Point particulier à noter : "rapidement", il n'y aura plus assez de population à l'échelle de la planète au vu de la baisse démographique globale (même en Afrique....). Ce qui par nature va limiter les flux et établir une concurrence entre les états sur la "ressource humaine". Ce n'est pas pour tout de suite, mais je suis persuadé que nos élites franco-européennes ont cru anticiper la prochaine course à la population des Etats en essayant de s'assurer (dans les années 80....) des flux avant les autres mais sans prendre en compte les difficultés dans leur aveuglement épiméthéen (cf la fameuse déclaration de Merkel "Nous y arriverons", cela transpire la réflexion….).
Bien sur, il est évident que pour des élites à courte vue (comme celle de la France....), l'immigration était la solution à privilégier par rapport à toutes autres solutions. Sans doute pas dans un but de destruction : il est difficile de croire que le but d'une élite soit de détruire sa propre civilisation. Ce ne peut pas être le but d'une élite qui, au contraire, profite, de manière souvent abusive, de cette civilisation.
L'explication consiste plutôt dans ce la décadence des élites, incapables de voir les conséquences à long terme et leur responsabilité vis à vis de "leur" population. Ce laxisme aura permis de faire tenir le système pendant 40/50 ans et de maintenir leur position ..... à court terme..... sans l'effort d'une confrontation au réel.
...... Mais, comme signalé (notamment par G. Collomb cf supra), les avantages de l’immigration vont en s’amenuisant, tandis que ses inconvénients augmentent.
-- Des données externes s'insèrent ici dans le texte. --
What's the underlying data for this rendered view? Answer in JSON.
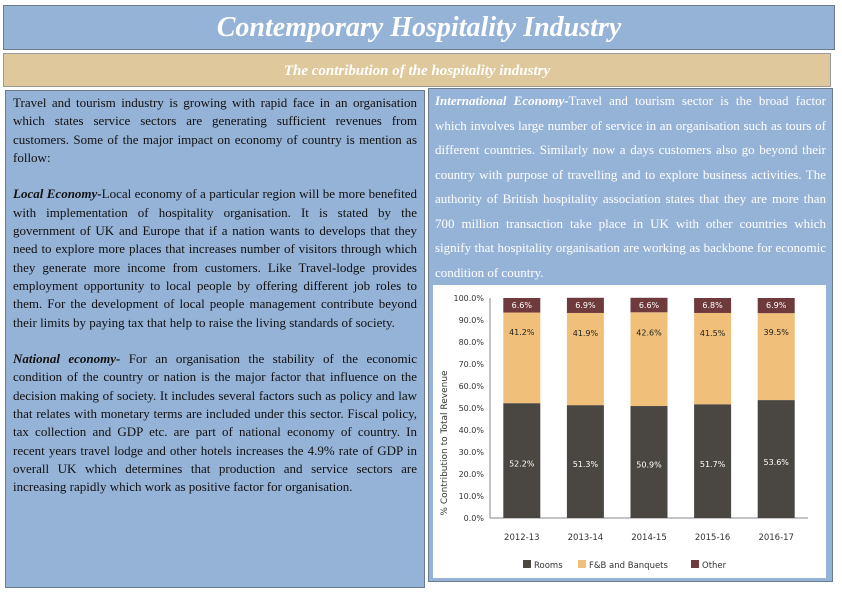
{
  "title": "Contemporary Hospitality Industry",
  "subtitle": "The contribution of the hospitality industry",
  "left": {
    "intro": "Travel and tourism industry is growing with rapid face in an organisation which states service sectors are generating sufficient revenues from customers. Some of the major impact on economy of country is mention as follow:",
    "local_heading": "Local Economy-",
    "local_text": "Local economy of a particular region will be more benefited with implementation of hospitality organisation. It is stated by the government of UK and Europe that if a nation wants to develops that they need to explore more places that increases number of visitors through which they generate more income from customers. Like Travel-lodge provides employment opportunity to local people by offering different job roles to them. For the development of local people management contribute beyond their limits by paying tax that help to raise the living standards of society.",
    "national_heading": "National economy-",
    "national_text": " For an organisation the stability of the economic condition of the country or nation is the major factor that influence on the decision making of society. It includes several factors such as policy and law that relates with monetary terms are included under this sector. Fiscal policy, tax collection and GDP etc. are part of national economy of country. In recent years travel lodge and other hotels increases the 4.9% rate of GDP in overall UK which determines that production and service sectors are increasing rapidly which work as positive factor for organisation."
  },
  "right": {
    "heading": "International Economy-",
    "text": "Travel and tourism sector is the broad factor which involves large number of service in an organisation such as tours of different countries. Similarly now a days customers also go beyond their country with purpose of travelling and to explore business activities. The authority of British hospitality association states that they are more than 700 million transaction take place in UK with other countries which signify that hospitality organisation are working as backbone for economic condition of country."
  },
  "chart_data": {
    "type": "bar",
    "stacked": true,
    "categories": [
      "2012-13",
      "2013-14",
      "2014-15",
      "2015-16",
      "2016-17"
    ],
    "series": [
      {
        "name": "Rooms",
        "values": [
          52.2,
          51.3,
          50.9,
          51.7,
          53.6
        ],
        "color": "#4a4642",
        "label_color": "#ffffff"
      },
      {
        "name": "F&B and Banquets",
        "values": [
          41.2,
          41.9,
          42.6,
          41.5,
          39.5
        ],
        "color": "#f0c07a",
        "label_color": "#222222"
      },
      {
        "name": "Other",
        "values": [
          6.6,
          6.9,
          6.6,
          6.8,
          6.9
        ],
        "color": "#6e3a3c",
        "label_color": "#ffffff"
      }
    ],
    "ylabel": "% Contribution to Total Revenue",
    "ylim": [
      0,
      100
    ],
    "yticks": [
      "0.0%",
      "10.0%",
      "20.0%",
      "30.0%",
      "40.0%",
      "50.0%",
      "60.0%",
      "70.0%",
      "80.0%",
      "90.0%",
      "100.0%"
    ],
    "legend": "bottom"
  }
}
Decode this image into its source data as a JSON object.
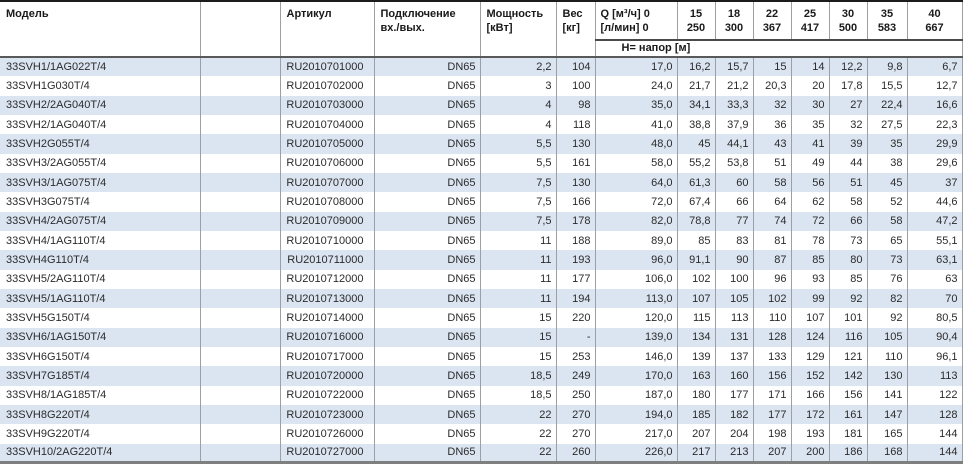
{
  "table": {
    "header": {
      "model": "Модель",
      "spacer": "",
      "article": "Артикул",
      "connection_line1": "Подключение",
      "connection_line2": "вх./вых.",
      "power_line1": "Мощность",
      "power_line2": "[кВт]",
      "weight_line1": "Вес",
      "weight_line2": "[кг]",
      "q_line1": "Q [м³/ч] 0",
      "q_line2": "[л/мин] 0",
      "napor": "Н= напор [м]",
      "flows": [
        {
          "m3h": "15",
          "lmin": "250"
        },
        {
          "m3h": "18",
          "lmin": "300"
        },
        {
          "m3h": "22",
          "lmin": "367"
        },
        {
          "m3h": "25",
          "lmin": "417"
        },
        {
          "m3h": "30",
          "lmin": "500"
        },
        {
          "m3h": "35",
          "lmin": "583"
        },
        {
          "m3h": "40",
          "lmin": "667"
        }
      ]
    },
    "rows": [
      [
        "33SVH1/1AG022T/4",
        "RU2010701000",
        "DN65",
        "2,2",
        "104",
        "17,0",
        "16,2",
        "15,7",
        "15",
        "14",
        "12,2",
        "9,8",
        "6,7"
      ],
      [
        "33SVH1G030T/4",
        "RU2010702000",
        "DN65",
        "3",
        "100",
        "24,0",
        "21,7",
        "21,2",
        "20,3",
        "20",
        "17,8",
        "15,5",
        "12,7"
      ],
      [
        "33SVH2/2AG040T/4",
        "RU2010703000",
        "DN65",
        "4",
        "98",
        "35,0",
        "34,1",
        "33,3",
        "32",
        "30",
        "27",
        "22,4",
        "16,6"
      ],
      [
        "33SVH2/1AG040T/4",
        "RU2010704000",
        "DN65",
        "4",
        "118",
        "41,0",
        "38,8",
        "37,9",
        "36",
        "35",
        "32",
        "27,5",
        "22,3"
      ],
      [
        "33SVH2G055T/4",
        "RU2010705000",
        "DN65",
        "5,5",
        "130",
        "48,0",
        "45",
        "44,1",
        "43",
        "41",
        "39",
        "35",
        "29,9"
      ],
      [
        "33SVH3/2AG055T/4",
        "RU2010706000",
        "DN65",
        "5,5",
        "161",
        "58,0",
        "55,2",
        "53,8",
        "51",
        "49",
        "44",
        "38",
        "29,6"
      ],
      [
        "33SVH3/1AG075T/4",
        "RU2010707000",
        "DN65",
        "7,5",
        "130",
        "64,0",
        "61,3",
        "60",
        "58",
        "56",
        "51",
        "45",
        "37"
      ],
      [
        "33SVH3G075T/4",
        "RU2010708000",
        "DN65",
        "7,5",
        "166",
        "72,0",
        "67,4",
        "66",
        "64",
        "62",
        "58",
        "52",
        "44,6"
      ],
      [
        "33SVH4/2AG075T/4",
        "RU2010709000",
        "DN65",
        "7,5",
        "178",
        "82,0",
        "78,8",
        "77",
        "74",
        "72",
        "66",
        "58",
        "47,2"
      ],
      [
        "33SVH4/1AG110T/4",
        "RU2010710000",
        "DN65",
        "11",
        "188",
        "89,0",
        "85",
        "83",
        "81",
        "78",
        "73",
        "65",
        "55,1"
      ],
      [
        "33SVH4G110T/4",
        "RU2010711000",
        "DN65",
        "11",
        "193",
        "96,0",
        "91,1",
        "90",
        "87",
        "85",
        "80",
        "73",
        "63,1"
      ],
      [
        "33SVH5/2AG110T/4",
        "RU2010712000",
        "DN65",
        "11",
        "177",
        "106,0",
        "102",
        "100",
        "96",
        "93",
        "85",
        "76",
        "63"
      ],
      [
        "33SVH5/1AG110T/4",
        "RU2010713000",
        "DN65",
        "11",
        "194",
        "113,0",
        "107",
        "105",
        "102",
        "99",
        "92",
        "82",
        "70"
      ],
      [
        "33SVH5G150T/4",
        "RU2010714000",
        "DN65",
        "15",
        "220",
        "120,0",
        "115",
        "113",
        "110",
        "107",
        "101",
        "92",
        "80,5"
      ],
      [
        "33SVH6/1AG150T/4",
        "RU2010716000",
        "DN65",
        "15",
        "-",
        "139,0",
        "134",
        "131",
        "128",
        "124",
        "116",
        "105",
        "90,4"
      ],
      [
        "33SVH6G150T/4",
        "RU2010717000",
        "DN65",
        "15",
        "253",
        "146,0",
        "139",
        "137",
        "133",
        "129",
        "121",
        "110",
        "96,1"
      ],
      [
        "33SVH7G185T/4",
        "RU2010720000",
        "DN65",
        "18,5",
        "249",
        "170,0",
        "163",
        "160",
        "156",
        "152",
        "142",
        "130",
        "113"
      ],
      [
        "33SVH8/1AG185T/4",
        "RU2010722000",
        "DN65",
        "18,5",
        "250",
        "187,0",
        "180",
        "177",
        "171",
        "166",
        "156",
        "141",
        "122"
      ],
      [
        "33SVH8G220T/4",
        "RU2010723000",
        "DN65",
        "22",
        "270",
        "194,0",
        "185",
        "182",
        "177",
        "172",
        "161",
        "147",
        "128"
      ],
      [
        "33SVH9G220T/4",
        "RU2010726000",
        "DN65",
        "22",
        "270",
        "217,0",
        "207",
        "204",
        "198",
        "193",
        "181",
        "165",
        "144"
      ],
      [
        "33SVH10/2AG220T/4",
        "RU2010727000",
        "DN65",
        "22",
        "260",
        "226,0",
        "217",
        "213",
        "207",
        "200",
        "186",
        "168",
        "144"
      ]
    ],
    "colors": {
      "row_alt": "#dbe5f1",
      "row_base": "#ffffff",
      "grid": "#9aa0a6",
      "header_rule": "#595959",
      "top_rule": "#1c1c1c",
      "bottom_rule": "#7f7f7f"
    }
  }
}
Le levier de l’immigration pour compenser la baisse de population n’est donc sans doute plus possible. La pression sociologique va rapidement conduire soit à une fermeture des frontières, soit à un éclatement de la société (Peu probable en France néanmoins : le pays a des ressources pour mettre au pas des populations "turbulentes". Mais dans un tel cas, les élites changent....d'où le refus des élites actuelles de passer à l'action mais, "à un moment", la pression sera trop grande....). Pour des raisons sociologiques, les frontières vont se fermer (sans doute à court terme). Cette adaptation n’est donc pas non plus possible, à court terme, pour faire tenir le système.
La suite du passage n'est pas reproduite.